Usage Question: Logging Adds and Updates

Coordinator
Feb 12, 2009 at 7:55 PM
fred_mumble asked:

"My package grabs an ETL Log ID and puts it into an SSIS variable to use for logging purposes.  Each of my dimension tables also have an etl_log_id column which gets updated on Type 1 changes and inserted with new adds.  I'm not clear on the best way to handle this using the component; input a derived column with the log id as a separate source, add the log id to the main source input table or directly within the component through some sort of variable assignment."



This advice applies to version 1.4 or higher of the Kimball Method SCD component.

I must have been thinking almost identically to you (or we interpreted the Kimball Auditing practices the same way), because the component is ready to handle your logging requirements with a few simple configuration settings.  I've referred to these features under the term of "auditing" rather than "logging".

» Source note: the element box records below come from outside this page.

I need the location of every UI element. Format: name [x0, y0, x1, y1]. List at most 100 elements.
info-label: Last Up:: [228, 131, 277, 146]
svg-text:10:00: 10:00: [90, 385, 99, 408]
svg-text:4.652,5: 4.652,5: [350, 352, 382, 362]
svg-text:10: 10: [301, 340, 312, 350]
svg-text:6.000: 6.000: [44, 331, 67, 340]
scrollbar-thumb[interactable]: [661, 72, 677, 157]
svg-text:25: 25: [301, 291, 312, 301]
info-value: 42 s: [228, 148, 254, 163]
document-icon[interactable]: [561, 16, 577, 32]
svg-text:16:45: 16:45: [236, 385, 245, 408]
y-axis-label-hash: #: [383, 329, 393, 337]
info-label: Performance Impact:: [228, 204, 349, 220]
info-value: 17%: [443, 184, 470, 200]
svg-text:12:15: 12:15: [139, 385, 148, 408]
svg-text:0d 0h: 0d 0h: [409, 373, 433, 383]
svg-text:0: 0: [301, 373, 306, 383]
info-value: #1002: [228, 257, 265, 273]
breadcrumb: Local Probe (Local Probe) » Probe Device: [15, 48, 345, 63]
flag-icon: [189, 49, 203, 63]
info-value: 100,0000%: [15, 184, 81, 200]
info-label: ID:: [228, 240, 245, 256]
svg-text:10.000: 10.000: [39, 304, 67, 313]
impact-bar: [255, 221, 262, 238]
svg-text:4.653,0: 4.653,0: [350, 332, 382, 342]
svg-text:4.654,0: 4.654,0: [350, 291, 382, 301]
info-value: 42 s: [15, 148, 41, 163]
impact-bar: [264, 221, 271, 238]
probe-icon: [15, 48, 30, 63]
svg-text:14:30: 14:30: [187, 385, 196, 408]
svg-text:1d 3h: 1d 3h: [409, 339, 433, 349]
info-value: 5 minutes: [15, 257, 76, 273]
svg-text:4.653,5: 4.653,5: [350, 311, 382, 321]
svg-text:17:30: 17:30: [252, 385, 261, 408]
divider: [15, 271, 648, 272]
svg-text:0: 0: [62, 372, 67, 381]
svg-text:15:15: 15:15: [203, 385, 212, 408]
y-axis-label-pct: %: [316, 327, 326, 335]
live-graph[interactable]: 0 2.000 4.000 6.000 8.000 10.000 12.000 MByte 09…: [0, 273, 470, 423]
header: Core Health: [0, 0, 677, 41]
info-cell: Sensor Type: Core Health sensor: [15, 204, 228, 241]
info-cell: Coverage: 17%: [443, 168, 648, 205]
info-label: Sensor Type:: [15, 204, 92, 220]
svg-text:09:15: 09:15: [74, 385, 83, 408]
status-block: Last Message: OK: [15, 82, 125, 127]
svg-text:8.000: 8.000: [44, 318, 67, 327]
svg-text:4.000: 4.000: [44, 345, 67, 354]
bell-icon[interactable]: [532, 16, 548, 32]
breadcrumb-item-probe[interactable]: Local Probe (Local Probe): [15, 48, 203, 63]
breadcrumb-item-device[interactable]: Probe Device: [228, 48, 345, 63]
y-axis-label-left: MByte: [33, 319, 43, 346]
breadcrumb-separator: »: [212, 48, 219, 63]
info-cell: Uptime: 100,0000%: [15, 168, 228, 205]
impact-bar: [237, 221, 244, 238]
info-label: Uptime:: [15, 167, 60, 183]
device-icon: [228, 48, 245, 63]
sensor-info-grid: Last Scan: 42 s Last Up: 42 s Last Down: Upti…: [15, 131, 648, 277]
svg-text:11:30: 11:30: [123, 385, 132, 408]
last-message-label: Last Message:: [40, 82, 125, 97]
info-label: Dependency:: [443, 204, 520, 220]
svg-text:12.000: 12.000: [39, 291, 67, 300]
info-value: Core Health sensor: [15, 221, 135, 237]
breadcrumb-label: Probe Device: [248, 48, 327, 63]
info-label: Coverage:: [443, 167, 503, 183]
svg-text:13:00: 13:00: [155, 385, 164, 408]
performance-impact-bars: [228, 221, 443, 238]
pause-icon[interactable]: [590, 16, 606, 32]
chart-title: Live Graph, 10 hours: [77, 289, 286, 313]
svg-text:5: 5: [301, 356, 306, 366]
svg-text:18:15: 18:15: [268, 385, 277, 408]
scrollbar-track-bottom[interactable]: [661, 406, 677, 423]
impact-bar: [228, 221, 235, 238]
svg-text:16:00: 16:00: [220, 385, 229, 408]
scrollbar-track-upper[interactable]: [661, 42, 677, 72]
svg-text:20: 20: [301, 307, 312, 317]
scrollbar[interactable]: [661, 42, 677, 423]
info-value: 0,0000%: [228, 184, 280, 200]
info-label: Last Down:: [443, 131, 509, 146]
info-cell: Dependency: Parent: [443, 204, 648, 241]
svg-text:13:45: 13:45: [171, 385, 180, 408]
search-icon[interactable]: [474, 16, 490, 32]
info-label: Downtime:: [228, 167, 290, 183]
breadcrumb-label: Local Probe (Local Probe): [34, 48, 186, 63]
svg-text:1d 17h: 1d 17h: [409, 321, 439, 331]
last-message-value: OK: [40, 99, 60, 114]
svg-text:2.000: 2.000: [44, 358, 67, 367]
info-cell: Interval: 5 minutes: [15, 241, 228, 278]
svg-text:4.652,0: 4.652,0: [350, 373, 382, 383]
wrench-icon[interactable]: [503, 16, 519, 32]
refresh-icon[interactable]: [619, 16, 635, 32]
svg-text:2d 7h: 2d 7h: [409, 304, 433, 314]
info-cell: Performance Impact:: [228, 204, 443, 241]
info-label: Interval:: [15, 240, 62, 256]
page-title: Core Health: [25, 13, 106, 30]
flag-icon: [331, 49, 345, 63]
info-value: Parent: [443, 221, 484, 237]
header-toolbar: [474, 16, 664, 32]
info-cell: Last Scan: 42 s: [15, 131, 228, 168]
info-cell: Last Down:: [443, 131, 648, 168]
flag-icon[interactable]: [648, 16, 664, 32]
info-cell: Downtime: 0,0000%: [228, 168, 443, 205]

1. Make sure that the "Existing Dimension" input flow contains your "etl_log_id" column(s).  It sounds like you only have one column to track SCD changes - this component supports up to four different auditing columns, for different purposes.
2. Open the Kimball Method SCD editor, and on the Existing Dimension Column Usage tab, identify your "etl_log_id" column as one of the "Auditing" types.  From your description, I think that "Audit Key for Last Change" should be appropriate, but here are your choices, and their effects (these must be integer-type columns):
    A) "Audit Key for Adds" - any column identified as this type of auditing column will get a user-supplied number written in it for all rows that are output on the New flow.  The net result of using this kind of auditing is that for any auditing key you supply, you will be able to query your dimension table for all of the rows that were added to your table for that particular ETL run - whether they were "brand new" business keys, or "new versions" of existing members changed by SCD2 attribute changes.
    B) "Audit Key for Last SCD1 Change" - any column identified as this type of auditing column will get a user-supplied number written in it for all rows that are changed as a result of a change in an SCD1 attribute.  Rows receiving this audit key can be output on the New, SCD1 Updates, or Expired SCD2 outputs.
    C) "Audit Key for Last SCD2 Change" - any column identified as this type of auditing column will get a user-supplied number written in it for all rows that are involved in an SCD2 attribute change.  This will include up to two rows - one row on the "New" output (if a new row is required to track an SCD2 change), and/or one row on the "Expired SCD2" output (if an older version was retired due to SCD2 change, or being "deleted" in the source system).
    D) "Audit Key For Last Change" - any column identified as this type of auditing column will get a user-supplied number written in it for all rows sent to all outputs except the Unchanged output.  In other words, if a row changes for any reason, this column will be updated with the audit key.
3. Go to the "Options" tab of the Kimball Method SCD editor, and scroll down to the "Auditing Options" section.  Pull down the "variable containing audit key to use," and select the SSIS variable you have populated with your "ETL logging ID".  This variable MUST be an integer type.  Specify a "no value" value for the component to use for New rows instead of NULL.
Mar 24, 2009 at 9:33 PM
Can someone post a sample of how all of these are used?
I only create a new audit key value for each package execution and use that same key for all record changes (I guess that would be using option D. "Audit Key For Last Change").
I am interested in finding out how the other options may be used?
Also, would it be possible to capture the prior audit key value to include in the row change reason?
An example of using this might be "SCD 1 Existing Row Updated - Previous Audit Key was 45".
This is somewhat analagous to SCD 3 Audit Key tracking and is useful for tracking changes to records.
Coordinator
Mar 25, 2009 at 6:32 PM
Hi Joe,

You're not limited to using only one of the above options - you can use all four at the same time if you like (I use three of them: ABC). 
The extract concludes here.